Stolovski, seu editor e carrasco, deu apenas trinta dias para nosso viciante escritor preparar uma nova obra. Quem mais poderia em um mês escrever um clássico para todos os tempos? Tal livro, intitulado O Jogador, já estava escrito pela vida sem limites entre a roleta e as apostas protagonizada por um Fiodor extremamente endividado e triste. Por que não sentar e passar ao papel minhas memórias? Dessa vez, a sorte estava ao lado dessa grandiosa aposta literária. Sorte a nossa.
“[…] deveria ter me retirado naquele momento; mas ocorreu-me certa sensação estranha, algo assim como um prurido de desafiar a sorte, como capricho de fazer-lhe uma pilhéria, de estirar-lhe a língua. Fiz a parada maior que se permite, ou seja, quatro mil florins, e perdi. Depois, já acalorado, tirei todo dinheiro que me restava, pu-lo naquela mesma parada e voltei a perder; depois do que me afastei da mesa como que aturdido.” (Trecho de O Jogador)
A roleta russa que Fiodor experimentou não cuspia fogo, mas podia ser encontrada em vários cassinos de sua terra natal. Por muito tempo o escritor não colocou ponto final nesse vício, que, como em qualquer ser humano, era sua válvula pessoal de escape diante das frustrações de uma vida conturbada. Se não fosse, claro, o seguinte detalhe: seu desejo de redenção não estava escrito nos dados da satisfação imediata, mas – antes de tudo – em toda sua manifestação artística.
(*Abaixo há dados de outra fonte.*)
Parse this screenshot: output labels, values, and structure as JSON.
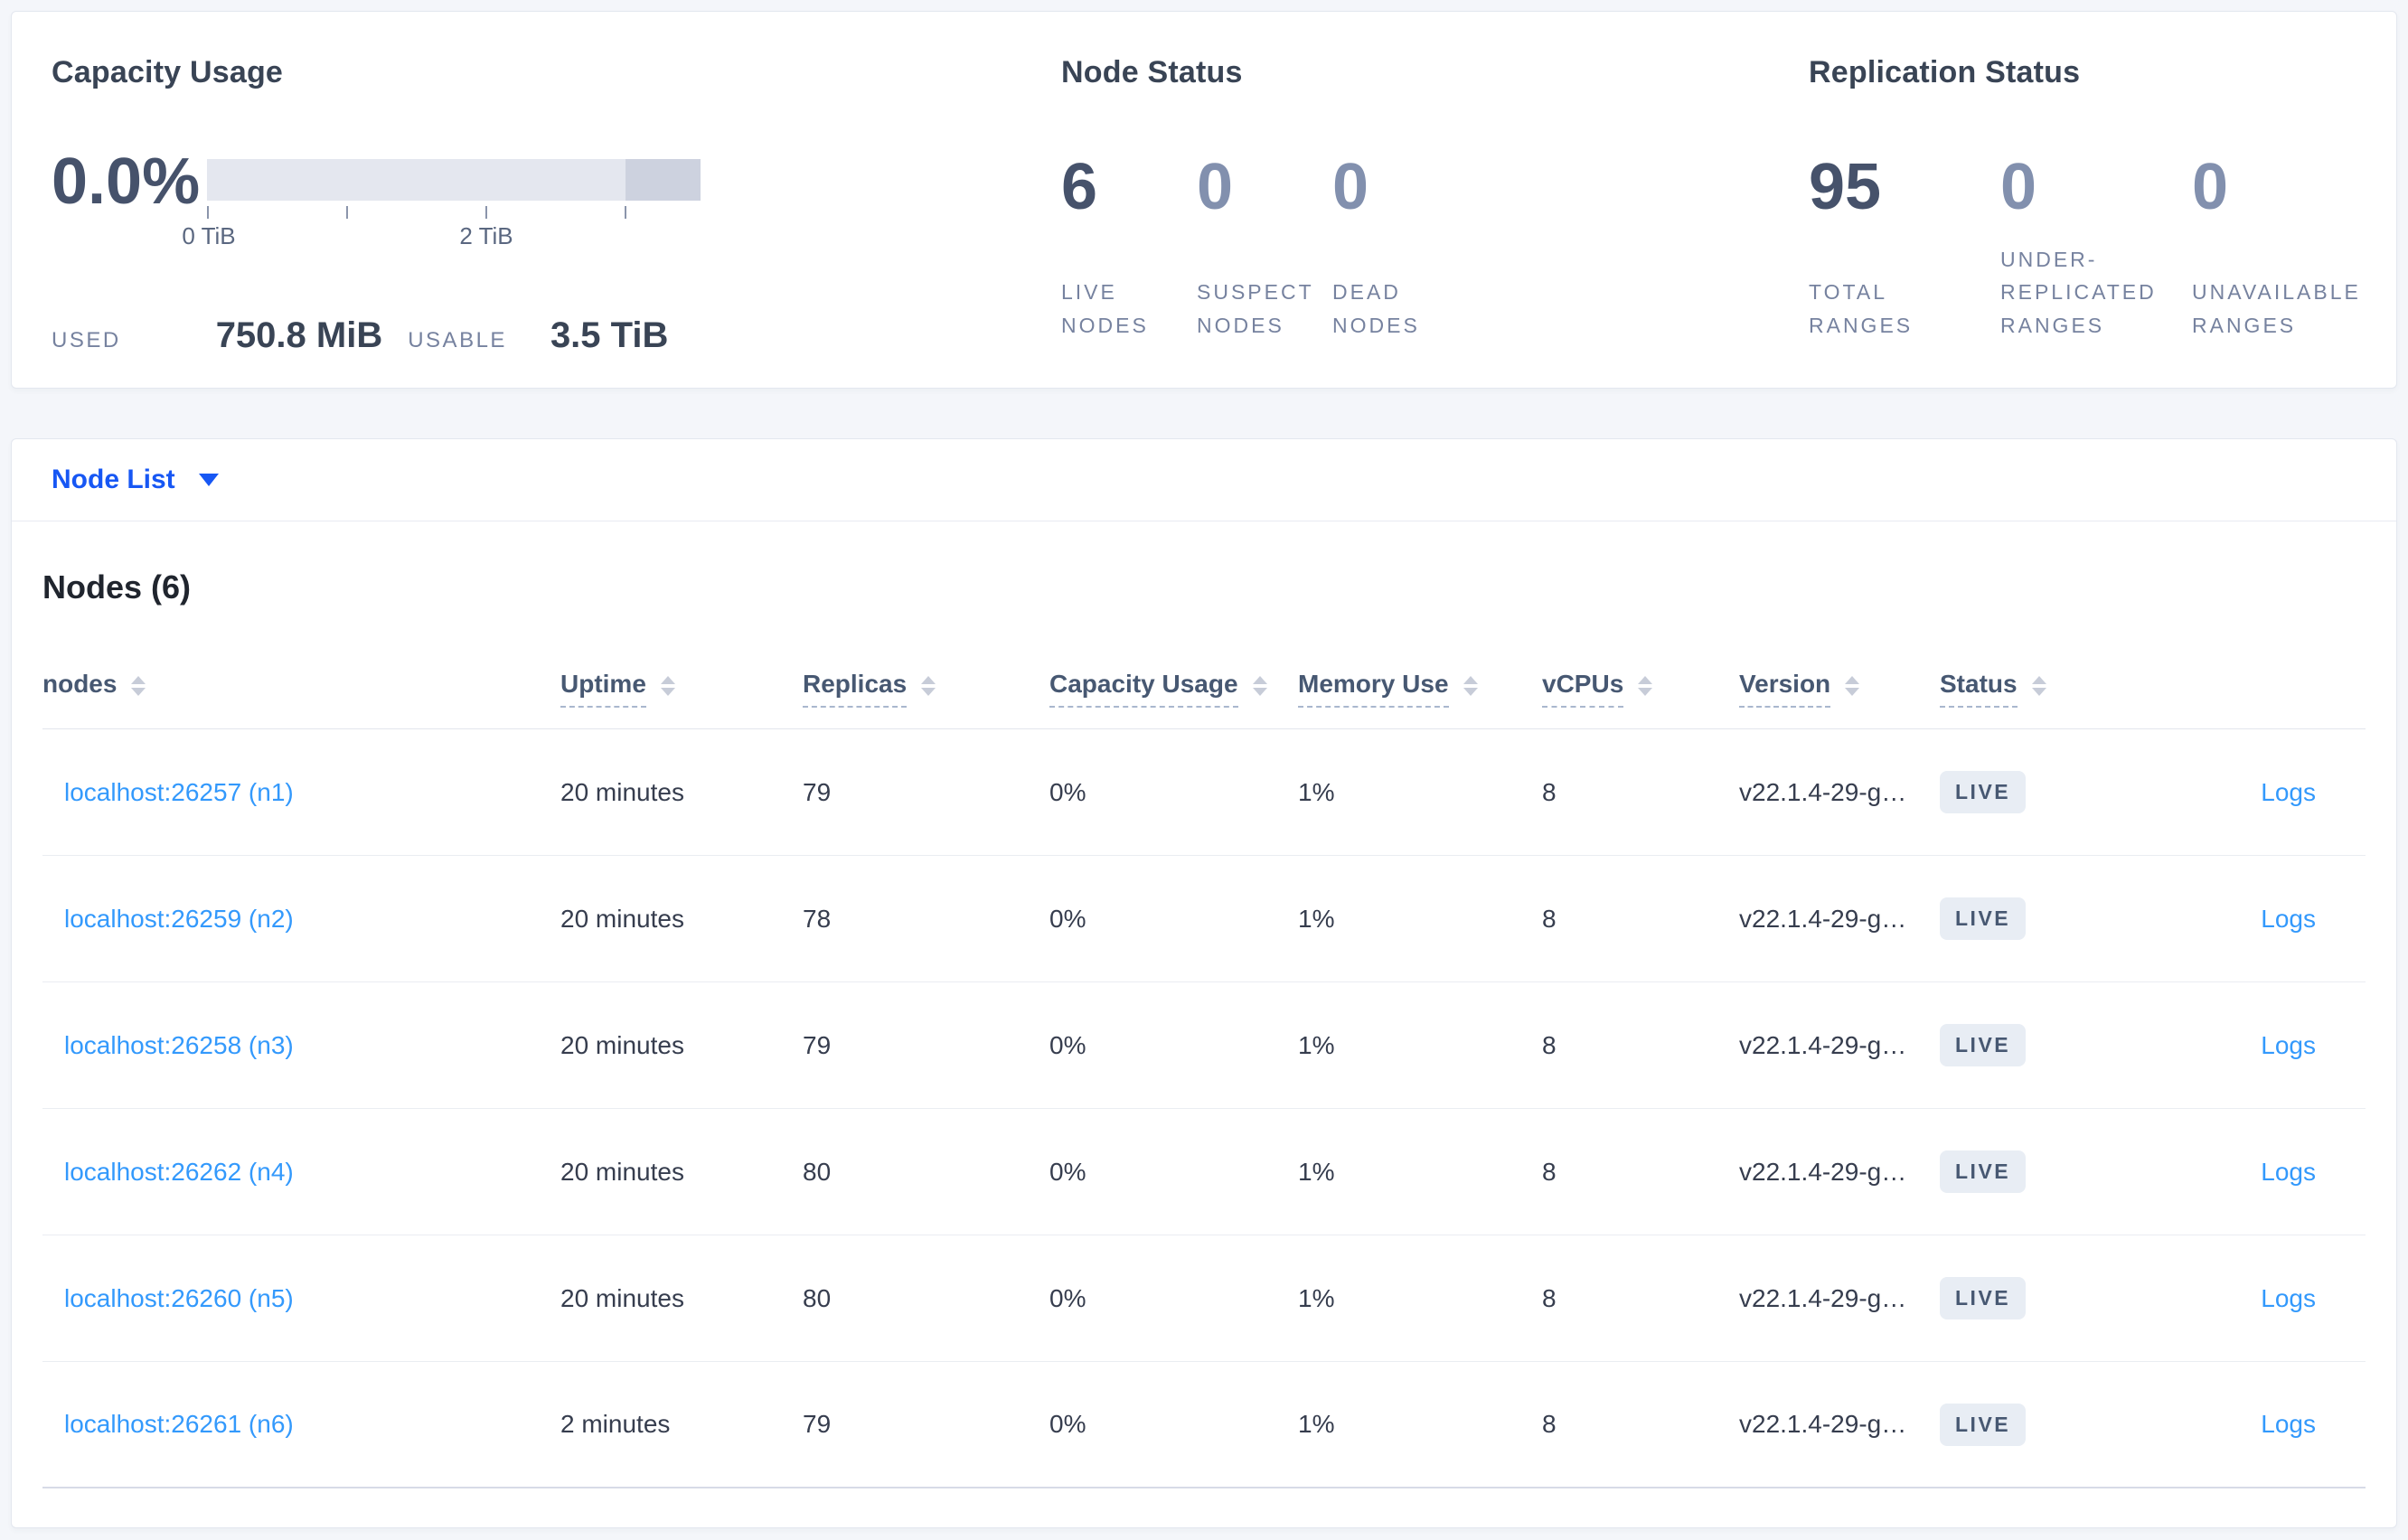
{
  "colors": {
    "page_bg": "#F4F6FA",
    "card_border": "#E3E7EF",
    "heading": "#394455",
    "muted_number": "#8290AE",
    "primary_link": "#1757F4",
    "table_link": "#3399FC",
    "badge_bg": "#E8EDF4",
    "badge_text": "#475872",
    "bar_light": "#E4E7EF",
    "bar_dark": "#CDD2DF"
  },
  "summary": {
    "capacity": {
      "title": "Capacity Usage",
      "percent": "0.0%",
      "tick_labels": [
        "0 TiB",
        "2 TiB"
      ],
      "used_label": "USED",
      "used_value": "750.8 MiB",
      "usable_label": "USABLE",
      "usable_value": "3.5 TiB"
    },
    "node_status": {
      "title": "Node Status",
      "stats": [
        {
          "value": "6",
          "label": "LIVE NODES",
          "muted": false
        },
        {
          "value": "0",
          "label": "SUSPECT NODES",
          "muted": true
        },
        {
          "value": "0",
          "label": "DEAD NODES",
          "muted": true
        }
      ]
    },
    "replication": {
      "title": "Replication Status",
      "stats": [
        {
          "value": "95",
          "label": "TOTAL RANGES",
          "muted": false
        },
        {
          "value": "0",
          "label": "UNDER-REPLICATED RANGES",
          "muted": true
        },
        {
          "value": "0",
          "label": "UNAVAILABLE RANGES",
          "muted": true
        }
      ]
    }
  },
  "view_selector": {
    "label": "Node List"
  },
  "table": {
    "title": "Nodes (6)",
    "columns": [
      {
        "label": "nodes",
        "underline": false
      },
      {
        "label": "Uptime",
        "underline": true
      },
      {
        "label": "Replicas",
        "underline": true
      },
      {
        "label": "Capacity Usage",
        "underline": true
      },
      {
        "label": "Memory Use",
        "underline": true
      },
      {
        "label": "vCPUs",
        "underline": true
      },
      {
        "label": "Version",
        "underline": true
      },
      {
        "label": "Status",
        "underline": true
      }
    ],
    "rows": [
      {
        "node": "localhost:26257 (n1)",
        "uptime": "20 minutes",
        "replicas": "79",
        "capacity": "0%",
        "memory": "1%",
        "vcpus": "8",
        "version": "v22.1.4-29-g…",
        "status": "LIVE",
        "logs": "Logs"
      },
      {
        "node": "localhost:26259 (n2)",
        "uptime": "20 minutes",
        "replicas": "78",
        "capacity": "0%",
        "memory": "1%",
        "vcpus": "8",
        "version": "v22.1.4-29-g…",
        "status": "LIVE",
        "logs": "Logs"
      },
      {
        "node": "localhost:26258 (n3)",
        "uptime": "20 minutes",
        "replicas": "79",
        "capacity": "0%",
        "memory": "1%",
        "vcpus": "8",
        "version": "v22.1.4-29-g…",
        "status": "LIVE",
        "logs": "Logs"
      },
      {
        "node": "localhost:26262 (n4)",
        "uptime": "20 minutes",
        "replicas": "80",
        "capacity": "0%",
        "memory": "1%",
        "vcpus": "8",
        "version": "v22.1.4-29-g…",
        "status": "LIVE",
        "logs": "Logs"
      },
      {
        "node": "localhost:26260 (n5)",
        "uptime": "20 minutes",
        "replicas": "80",
        "capacity": "0%",
        "memory": "1%",
        "vcpus": "8",
        "version": "v22.1.4-29-g…",
        "status": "LIVE",
        "logs": "Logs"
      },
      {
        "node": "localhost:26261 (n6)",
        "uptime": "2 minutes",
        "replicas": "79",
        "capacity": "0%",
        "memory": "1%",
        "vcpus": "8",
        "version": "v22.1.4-29-g…",
        "status": "LIVE",
        "logs": "Logs"
      }
    ]
  }
}
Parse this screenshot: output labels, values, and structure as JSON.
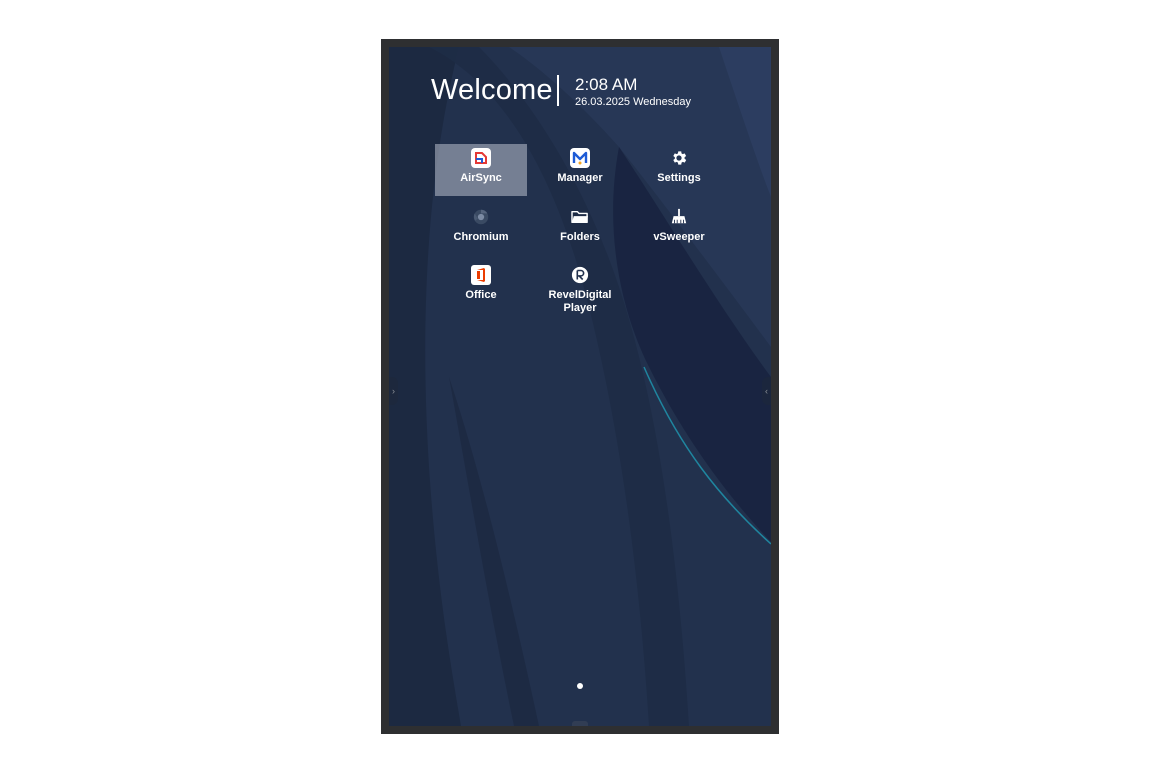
{
  "header": {
    "welcome": "Welcome",
    "time": "2:08 AM",
    "date": "26.03.2025 Wednesday"
  },
  "apps": [
    {
      "label": "AirSync",
      "icon": "airsync-icon",
      "selected": true
    },
    {
      "label": "Manager",
      "icon": "manager-icon"
    },
    {
      "label": "Settings",
      "icon": "gear-icon"
    },
    {
      "label": "Chromium",
      "icon": "chromium-icon"
    },
    {
      "label": "Folders",
      "icon": "folder-icon"
    },
    {
      "label": "vSweeper",
      "icon": "broom-icon"
    },
    {
      "label": "Office",
      "icon": "office-icon"
    },
    {
      "label": "RevelDigital\nPlayer",
      "icon": "reveldigital-icon"
    }
  ],
  "edges": {
    "left": "›",
    "right": "‹"
  },
  "pager": {
    "current": 1,
    "total": 1
  },
  "colors": {
    "bezel": "#2e2f31",
    "wallpaper_base": "#22314d",
    "selection": "#8f97a5",
    "accent_teal": "#1f8fa8"
  }
}
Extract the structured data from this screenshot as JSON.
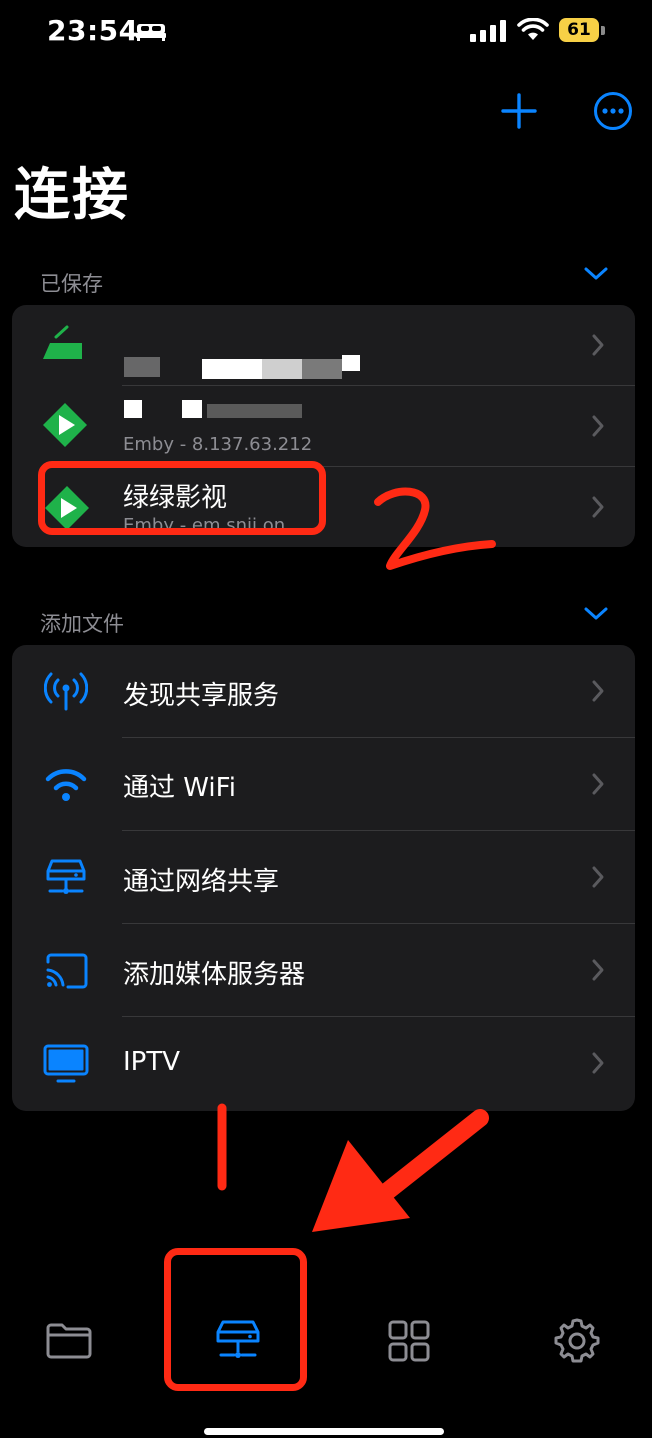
{
  "status_bar": {
    "time": "23:54",
    "battery": "61"
  },
  "page": {
    "title": "连接"
  },
  "saved_section": {
    "header": "已保存",
    "items": [
      {
        "title": "",
        "subtitle": ""
      },
      {
        "title": "",
        "subtitle": "Emby - 8.137.63.212"
      },
      {
        "title": "绿绿影视",
        "subtitle": "Emby - em.snii.on"
      }
    ]
  },
  "add_section": {
    "header": "添加文件",
    "items": [
      {
        "label": "发现共享服务",
        "icon": "antenna-icon"
      },
      {
        "label": "通过 WiFi",
        "icon": "wifi-icon"
      },
      {
        "label": "通过网络共享",
        "icon": "network-server-icon"
      },
      {
        "label": "添加媒体服务器",
        "icon": "cast-icon"
      },
      {
        "label": "IPTV",
        "icon": "tv-icon"
      }
    ]
  },
  "tab_bar": {
    "tabs": [
      "files-tab",
      "connections-tab",
      "apps-tab",
      "settings-tab"
    ],
    "selected": "connections-tab"
  },
  "annotations": {
    "step_2_label": "2",
    "step_1_label": "1"
  },
  "colors": {
    "accent": "#0a84ff",
    "annotation_red": "#ff2a14",
    "emby_green": "#1fb24a",
    "card_bg": "#1c1c1e"
  }
}
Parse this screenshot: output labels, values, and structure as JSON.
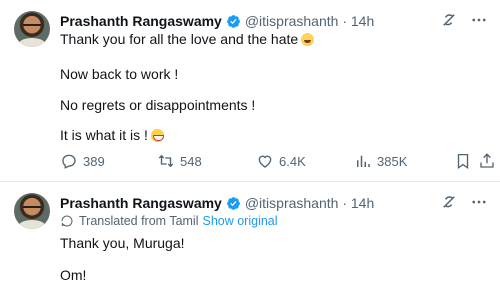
{
  "tweets": [
    {
      "author_name": "Prashanth Rangaswamy",
      "handle_time": "@itisprashanth · 14h",
      "lines": [
        "Thank you for all the love and the hate",
        "Now back to work !",
        "No regrets or disappointments !",
        "It is what it is !"
      ],
      "emoji_line1": "wink-emoji",
      "emoji_line4": "grin-emoji",
      "actions": {
        "replies": "389",
        "reposts": "548",
        "likes": "6.4K",
        "views": "385K"
      }
    },
    {
      "author_name": "Prashanth Rangaswamy",
      "handle_time": "@itisprashanth · 14h",
      "translated_label": "Translated from Tamil",
      "show_original": "Show original",
      "lines": [
        "Thank you, Muruga!",
        "Om!"
      ]
    }
  ],
  "icons": {
    "verified": "verified-badge-icon",
    "grok": "grok-icon",
    "more": "more-icon",
    "reply": "reply-icon",
    "repost": "repost-icon",
    "like": "like-icon",
    "views": "views-icon",
    "bookmark": "bookmark-icon",
    "share": "share-icon",
    "translate": "translate-icon"
  },
  "colors": {
    "accent": "#1d9bf0",
    "secondary_text": "#536471",
    "primary_text": "#0f1419"
  }
}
Sim, meus senhores: o mesmo cão que protege o dono também morde a mão que o alimenta. O mesmo vício de segurança, plenitude e sucesso que dá à luz “bons hábitos” também os aborta e se manifesta em outras vias mais trevosas quando a vida escolhe mudar a dinâmica das cartas. E o mesmo homem que se afoga num mar de dívidas de jogo também reverte a onda de azar escrevendo os mais célebres livros. É a metafísica do artista retirando dos frutos podres da desgraça as sementes de uma nova primavera.
É por esse motivo que eu desejo que, toda vez que o homem subterrâneo confrontar suas frustrações e zombar de seu heroísmo, você tenha a ousadia de um Raskolnikov, a pureza de um Aliêksei e a bondade do Idiota. E se, apesar de tudo, seus sonhos mais vívidos não passarem de recordação na casa dos mortos, evite todo crime e castigo com a perspicácia de um jogador. Agora desce mais uma, por favor.